Bagging

Bagging can be used for regression or classification, though we will demonstrate a regression bagging model here. Since this model is based on decision tree regressors, we’ll first import our regression tree construction from the previous chapter. We’ll also import numpy and the visualization packages.

## Import decision trees
import import_ipynb
import regression_tree as rt;

## Import numpy and visualization packages
import numpy as np 
import matplotlib.pyplot as plt
import seaborn as sns
from sklearn import datasets

We will build our bagging model on the tips dataset from scikit-learn.

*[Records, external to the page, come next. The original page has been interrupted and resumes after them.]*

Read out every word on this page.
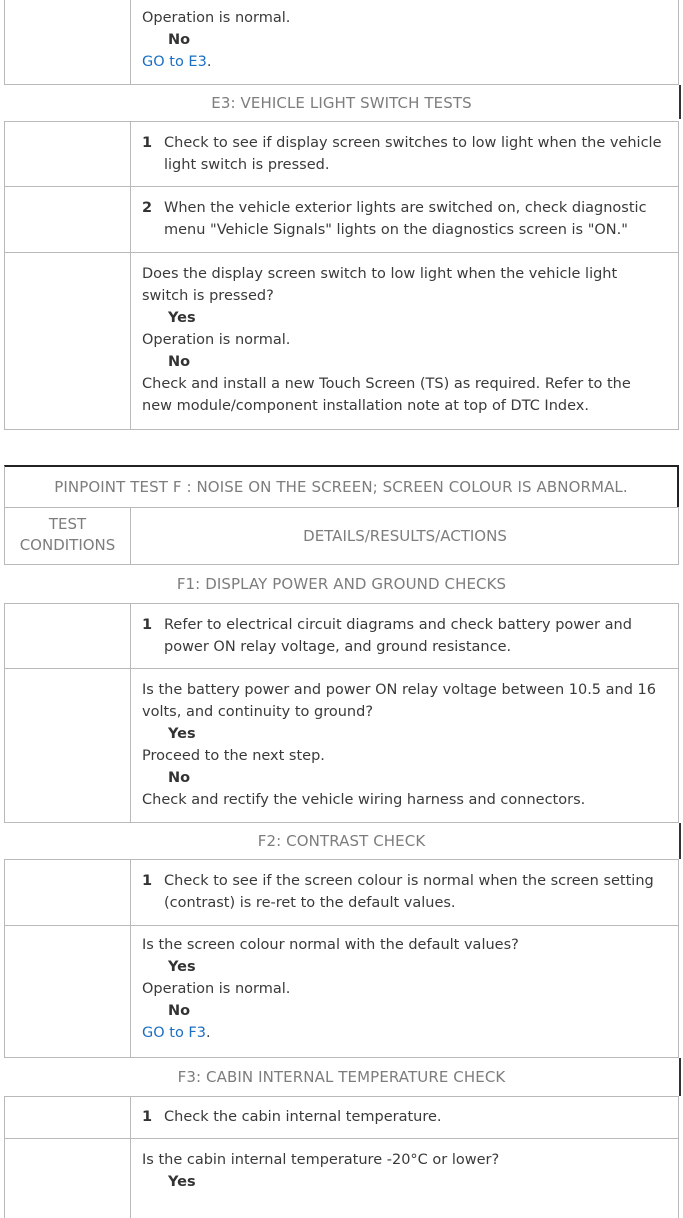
Operation is normal.
No
GO to E3.
E3: VEHICLE LIGHT SWITCH TESTS
1 Check to see if display screen switches to low light when the vehicle light switch is pressed.
2 When the vehicle exterior lights are switched on, check diagnostic menu "Vehicle Signals" lights on the diagnostics screen is "ON."
Does the display screen switch to low light when the vehicle light switch is pressed?
Yes
Operation is normal.
No
Check and install a new Touch Screen (TS) as required. Refer to the new module/component installation note at top of DTC Index.
PINPOINT TEST F : NOISE ON THE SCREEN; SCREEN COLOUR IS ABNORMAL.
TEST CONDITIONS	DETAILS/RESULTS/ACTIONS
F1: DISPLAY POWER AND GROUND CHECKS
1 Refer to electrical circuit diagrams and check battery power and power ON relay voltage, and ground resistance.
Is the battery power and power ON relay voltage between 10.5 and 16 volts, and continuity to ground?
Yes
Proceed to the next step.
No
Check and rectify the vehicle wiring harness and connectors.
F2: CONTRAST CHECK
1 Check to see if the screen colour is normal when the screen setting (contrast) is re-ret to the default values.
Is the screen colour normal with the default values?
Yes
Operation is normal.
No
GO to F3.
F3: CABIN INTERNAL TEMPERATURE CHECK
1 Check the cabin internal temperature.
Is the cabin internal temperature -20°C or lower?
Yes
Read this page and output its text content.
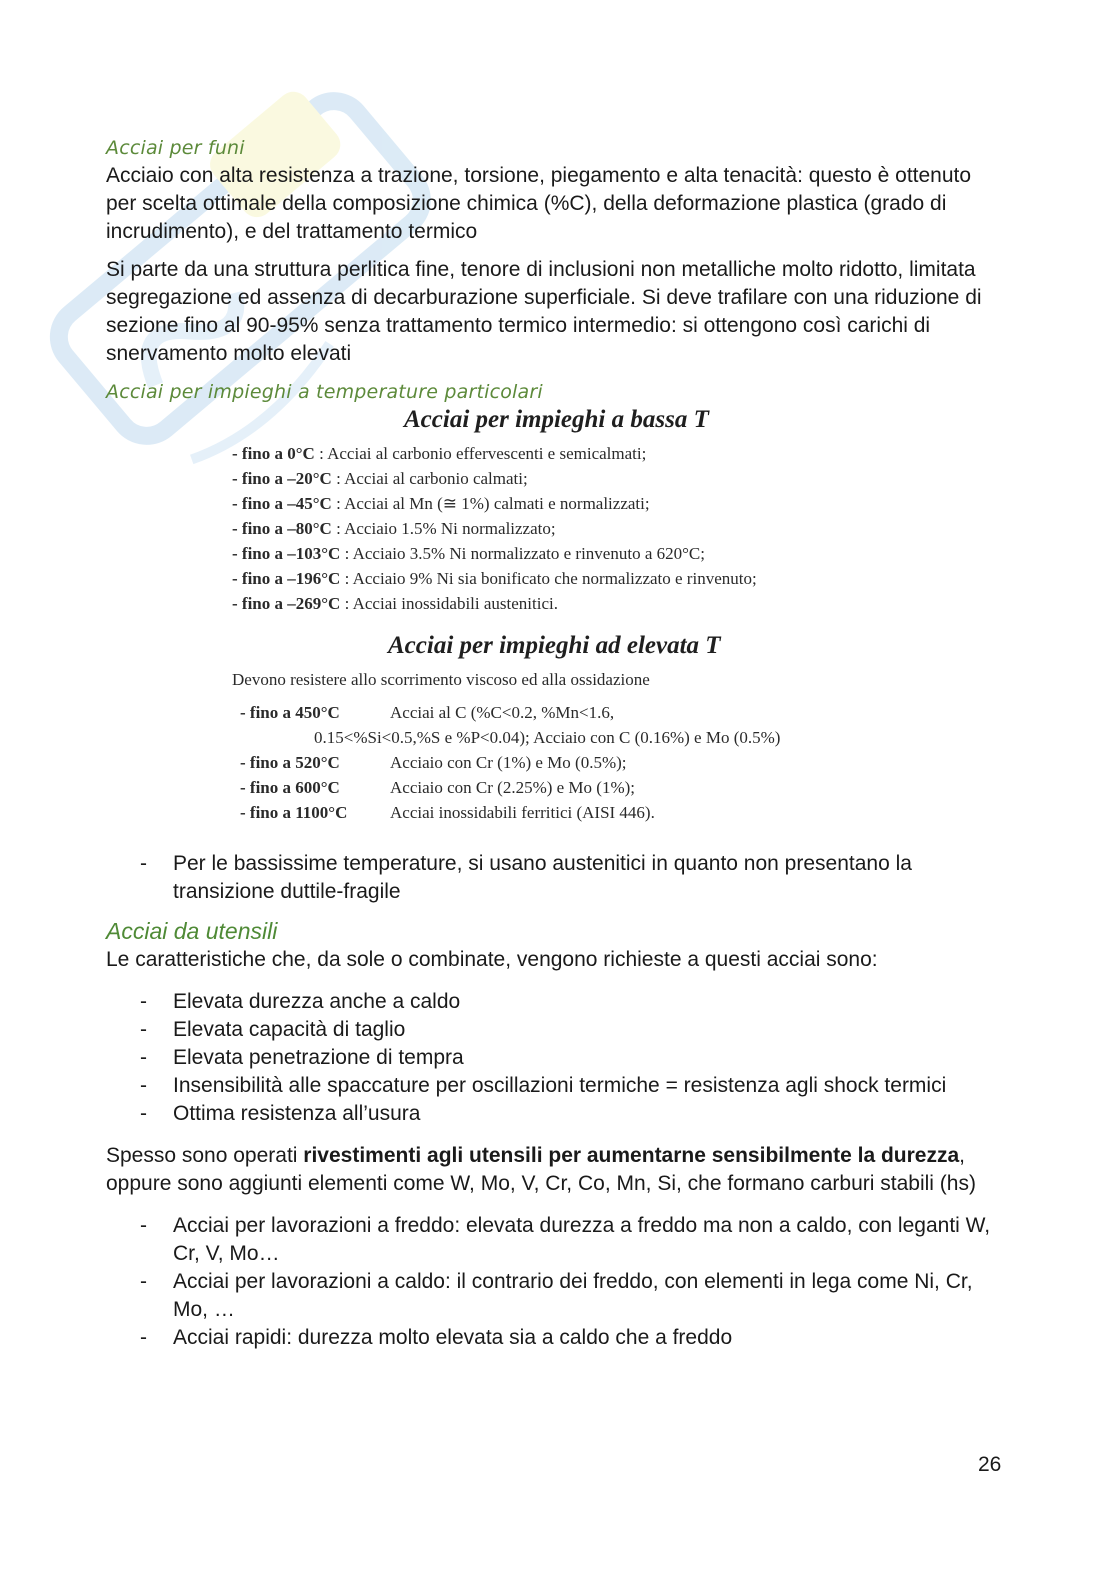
Acciai per funi

Acciaio con alta resistenza a trazione, torsione, piegamento e alta tenacità: questo è ottenuto per scelta ottimale della composizione chimica (%C), della deformazione plastica (grado di incrudimento), e del trattamento termico

Si parte da una struttura perlitica fine, tenore di inclusioni non metalliche molto ridotto, limitata segregazione ed assenza di decarburazione superficiale. Si deve trafilare con una riduzione di sezione fino al 90-95% senza trattamento termico intermedio: si ottengono così carichi di snervamento molto elevati

Acciai per impieghi a temperature particolari

Acciai per impieghi a bassa T
- fino a 0°C : Acciai al carbonio effervescenti e semicalmati;
- fino a –20°C : Acciai al carbonio calmati;
- fino a –45°C : Acciai al Mn (≅ 1%) calmati e normalizzati;
- fino a –80°C : Acciaio 1.5% Ni normalizzato;
- fino a –103°C : Acciaio 3.5% Ni normalizzato e rinvenuto a 620°C;
- fino a –196°C : Acciaio 9% Ni sia bonificato che normalizzato e rinvenuto;
- fino a –269°C : Acciai inossidabili austenitici.
Acciai per impieghi ad elevata T
Devono resistere allo scorrimento viscoso ed alla ossidazione
- fino a 450°C	Acciai al C (%C<0.2, %Mn<1.6,
0.15<%Si<0.5,%S e %P<0.04); Acciaio con C (0.16%) e Mo (0.5%)
- fino a 520°C	Acciaio con Cr (1%) e Mo (0.5%);
- fino a 600°C	Acciaio con Cr (2.25%) e Mo (1%);
- fino a 1100°C	Acciai inossidabili ferritici (AISI 446).
- Per le bassissime temperature, si usano austenitici in quanto non presentano la transizione duttile-fragile

Acciai da utensili

Le caratteristiche che, da sole o combinate, vengono richieste a questi acciai sono:

- Elevata durezza anche a caldo
- Elevata capacità di taglio
- Elevata penetrazione di tempra
- Insensibilità alle spaccature per oscillazioni termiche = resistenza agli shock termici
- Ottima resistenza all’usura

Spesso sono operati rivestimenti agli utensili per aumentarne sensibilmente la durezza, oppure sono aggiunti elementi come W, Mo, V, Cr, Co, Mn, Si, che formano carburi stabili (hs)

- Acciai per lavorazioni a freddo: elevata durezza a freddo ma non a caldo, con leganti W, Cr, V, Mo…
- Acciai per lavorazioni a caldo: il contrario dei freddo, con elementi in lega come Ni, Cr, Mo, …
- Acciai rapidi: durezza molto elevata sia a caldo che a freddo
26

The hidden code cell below loads that data and does a train-test split.

## Load data
tips = sns.load_dataset('tips')
X = np.array(tips.drop(columns = 'tip'))
y = np.array(tips['tip'])

## Train-test split
np.random.seed(1)
test_frac = 0.25
test_size = int(len(y)*test_frac)
test_idxs = np.random.choice(np.arange(len(y)), test_size, replace = False)
X_train = np.delete(X, test_idxs, 0)
y_train = np.delete(y, test_idxs, 0)
X_test = X[test_idxs]
y_test = y[test_idxs]

Now we can get right into the bagging class. To fit the Bagger object, we provide training data, the number of bootstraps (B), and size regulation parameters for the decision trees. The object then takes B bootstraps of the data, each time fitting a decision tree regressor. To form predictions with the Bagger object, we simply run test observations through each bootstrapped tree and average the fitted values.

class Bagger:
    
    def fit(self, X_train, y_train, B, max_depth = 100, min_size = 2, seed = None):
        
        self.X_train = X_train
        self.N, self.D = X_train.shape
        self.y_train = y_train
        self.B = B
        self.seed = seed
        self.trees = []
        
        np.random.seed(seed)
        for b in range(self.B):
            
            sample = np.random.choice(np.arange(self.N), size = self.N, replace = True)
            X_train_b = X_train[sample]
            y_train_b = y_train[sample]
            
            tree = rt.DecisionTreeRegressor()
            tree.fit(X_train_b, y_train_b, max_depth = max_depth, min_size = min_size)
            self.trees.append(tree)
            
        
    def predict(self, X_test):
        
        y_test_hats = np.empty((len(self.trees), len(X_test)))
        for i, tree in enumerate(self.trees):
            y_test_hats[i] = tree.predict(X_test)
        
        return y_test_hats.mean(0)
        

We can now fit the bagging model and display the observed versus fitted values.

## Build model
bagger = Bagger()
bagger.fit(X_train, y_train, B = 30, max_depth = 20, min_size = 5, seed = 123)
y_test_hat = bagger.predict(X_test)

## Plot
fig, ax = plt.subplots(figsize = (7, 5))
sns.scatterplot(y_test, y_test_hat)
ax.set(xlabel = r'$y$', ylabel = r'$\hat{y}$', title = r'Observed vs. Fitted Values for Bagging')
sns.despine()
../../../_images/bagging_8_0.png